Communal policeman accused over green market vendor's death

Communal policeman G.B. has been questioned after Ljiljana Marinkovic accused him of being responsible for the death of her husband Vladan.

Source: Vecernje novosti
(Screen capture)
(Screen capture)

Daily Vecernje Novosti writes on Friday that the order came from the Higher Public Prosecution in Belgrade.

Vladan Marinkovic, a watermelon vendor, died on Wednesday after collapsing at the green market in the Vidikovac district of the capital city.

The Interior Ministry (MUP) said that the communal policeman was questioned "only a citizen for the time being, (regarding) the circumstances that unfolded on Wednesday at the green market."

"The communal policeman claims that he did not overstep his authority, but instead acted according to the law," the MUP said.

The newspaper is reporting that the Prosecution also ordered G.B.'s colleague who was on the same patrol at the time to be questioned. Ljiljana Markovic, the widow, will also be questioned. The Prosecution will receive the autopsy report once it has been completed.

On Wednesday, the Communal Police of Belgrade issued a statement, saying that "an illegal vendor died after he was suddenly taken ill as he was asked to show his ID." They added that "the said person" previously refused to provide his ID, and that regular police were called in for this reason.

The Communal Police also stated that their officers "did not overstep their authority" but that they nonetheless "deeply regretted the incident, and offered their condolences to the family."

Vladan Marinkovic will be laid to rest on Friday in his hometown of Sabac. His death has caused a stir, especially among his fellow market vendors, who claim to be subjected to "daily torture" at the hands of the Communal Police.

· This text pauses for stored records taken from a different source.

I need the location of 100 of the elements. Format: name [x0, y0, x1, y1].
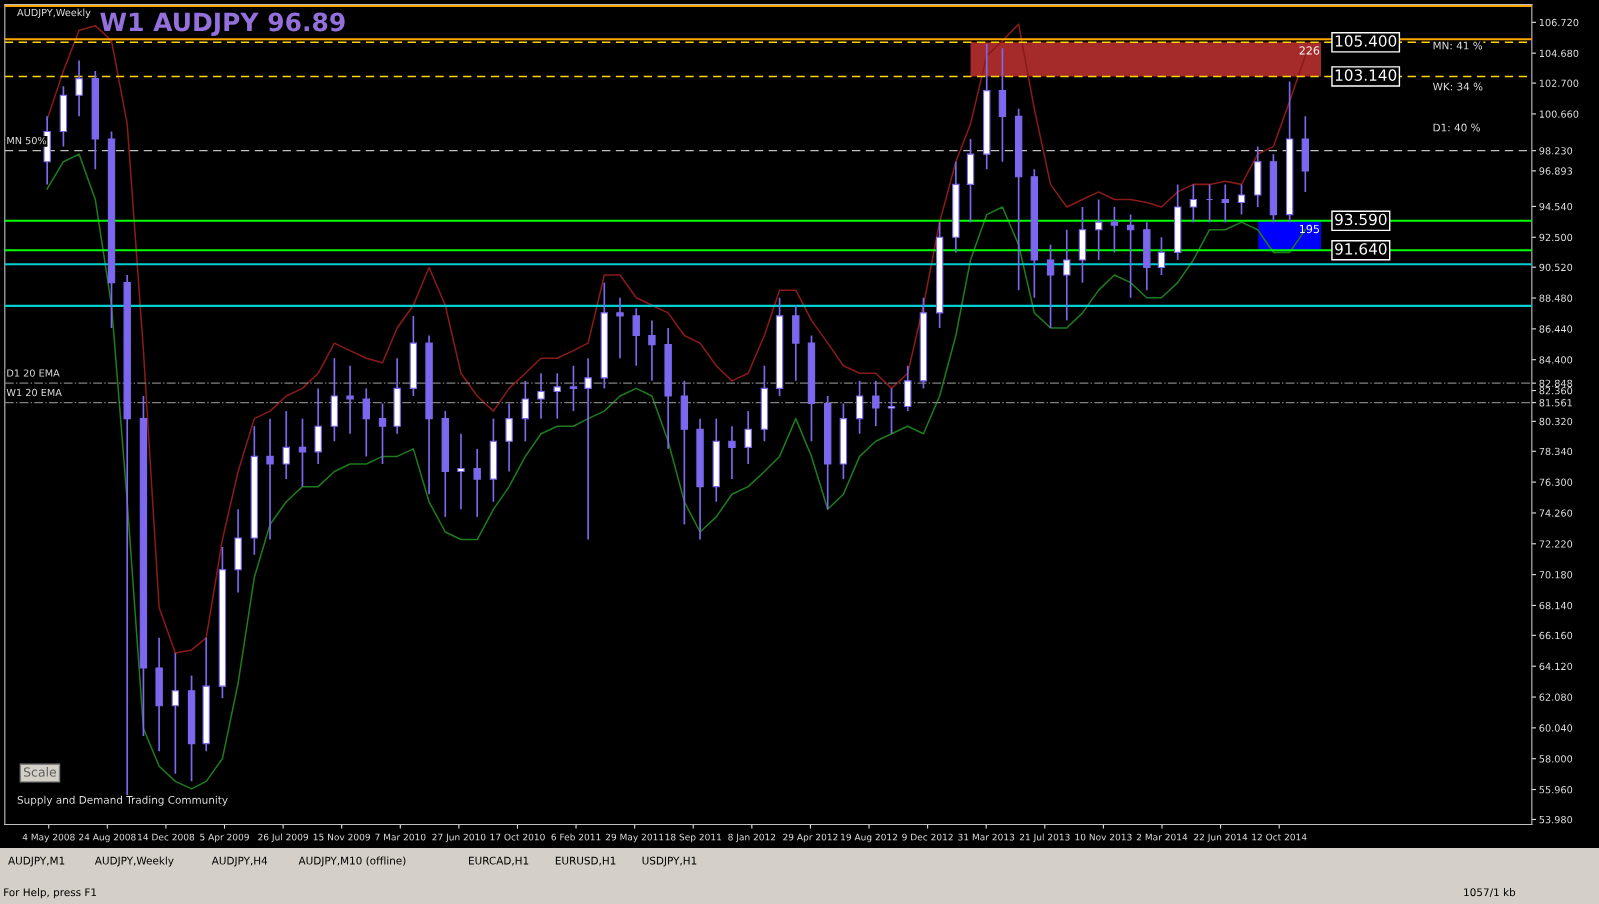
candlestick	[887, 387, 896, 435]
x-tick-label: 8 Jan 2012	[728, 833, 776, 843]
candlestick	[728, 425, 736, 480]
candlestick	[569, 364, 578, 412]
x-tick-label: 29 May 2011	[605, 833, 664, 843]
ref-line-label: D1 20 EMA	[7, 369, 60, 377]
y-tick-label: 68.140	[1539, 601, 1573, 610]
x-tick-label: 19 Aug 2012	[841, 833, 898, 843]
candlestick	[75, 59, 83, 118]
annotation: Supply and Demand Trading Community	[17, 795, 228, 806]
candlestick	[553, 372, 561, 420]
y-tick-label: 82.360	[1539, 387, 1573, 395]
y-tick-label: 86.440	[1539, 325, 1573, 333]
annotation: WK: 34 %	[1432, 82, 1483, 91]
candlestick	[521, 380, 530, 443]
y-tick-label: 53.980	[1539, 815, 1573, 824]
y-tick-label: 94.540	[1539, 202, 1573, 211]
annotation: D1: 40 %	[1433, 123, 1480, 132]
text: 1057/1 kb	[1464, 888, 1516, 897]
text: USDJPY,H1	[642, 856, 697, 867]
annotation: AUDJPY,Weekly	[17, 8, 91, 19]
annotation: MN: 41 %	[1433, 41, 1483, 50]
y-tick-label: 74.260	[1539, 509, 1573, 517]
candlestick	[1046, 243, 1055, 329]
y-tick-label: 66.160	[1539, 631, 1573, 640]
candlestick	[1157, 236, 1166, 276]
text: EURUSD,H1	[555, 856, 616, 866]
x-tick-label: 21 Jul 2013	[1019, 833, 1070, 843]
ref-line-label: W1 20 EMA	[6, 388, 62, 397]
candlestick	[616, 296, 624, 360]
x-tick-label: 4 May 2008	[22, 833, 75, 843]
y-tick-label: 106.720	[1539, 18, 1579, 27]
candlestick	[457, 432, 465, 511]
candlestick	[362, 387, 370, 458]
text: AUDJPY,M10 (offline)	[298, 856, 406, 867]
y-tick-label: 58.000	[1539, 755, 1573, 763]
y-tick-label: 55.960	[1539, 786, 1573, 794]
candlestick	[346, 364, 354, 435]
y-tick-label: 88.480	[1539, 294, 1573, 302]
y-tick-label: 96.893	[1539, 167, 1573, 175]
text: AUDJPY,M1	[8, 856, 65, 867]
band-label: 226	[1299, 46, 1320, 55]
x-tick-label: 27 Jun 2010	[432, 833, 486, 843]
ref-line-label: 93.590	[1335, 213, 1387, 226]
y-tick-label: 78.340	[1539, 447, 1573, 456]
ref-line-label: 103.140	[1335, 69, 1397, 81]
y-tick-label: 100.660	[1539, 110, 1579, 118]
chart-title: W1 AUDJPY 96.89	[100, 12, 345, 37]
text: AUDJPY,H4	[211, 856, 268, 867]
y-tick-label: 72.220	[1539, 540, 1573, 548]
text: For Help, press F1	[4, 888, 97, 899]
candlestick	[537, 372, 545, 420]
x-tick-label: 17 Oct 2010	[490, 833, 545, 841]
y-tick-label: 62.080	[1539, 693, 1573, 701]
y-tick-label: 70.180	[1539, 571, 1573, 579]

Other vendors and Vladan's customers have been lighting candles at the spot where he passed away on Wednesday. The vendors who witnessed the death later sold his goods and gave the money to the family. As as a sign of protest, they even arranged his stall to be exactly the way it was on the fateful day.

"They (the Communal Police) wanted to fine him just because a box with watermelons was 20 centimeters outside the market space. Him - a man who was regularly paying his market fees! While at the same time, trucks full of watermelons stood parked down the street, selling illegally. But those (vendors) give them (communal policemen) bribes every day, while Vlado would not. He was an honest man and that's why he came to harm," Mile R., one of the vendors, told Vecernje Novosti.

The vendors at the market claim that the fact Marinkovic was unwilling to pay the racket was the reason a communal policeman they identified as P.B. came after him.

"They would have created problems for him if he hanged three flower pots onto the fence. They would write him up to five fines every day. The situation's the same for all of us. They look for any small reason just to write fines, and since we don't want to give them cash, we pay for their lunches in a nearby restaurant. We are all undergoing the same torture, it's just that our hearts are stronger than Vlado's," said Mile R.

There were no communal police officers at the Vidikovac Market on Thursday, the daily said in its report.

"I still can't believe what happened, and that Vlado is gone," said another vendor, Nenad V., and added:

"Such behavior is hard to describe. The communal policeman even shoved him with his shoulder to demonstrate his might. He wanted to write him a fine, threatened he'd confiscate all his goods. He said to him: 'I'm doing my job, I'm the authority here!'. Everyone knows who he is, there's at least seven or eight complaints against him for arrogant behavior. I can't forgive them for not approaching Vlado to help him when he fell down. They just walked away."

Nobody from the Communal Police contacted the family of the deceased as of Thursday, "to at least offer their condolences," Vladan's son told the newspaper.

"Nobody called. My mother and my sister are under sedatives, we still can't believe what happened to us. I want to first bury my father, and they we'll see what to do next, what steps to take, whether we'll sue the City," Milos Marinkovic said.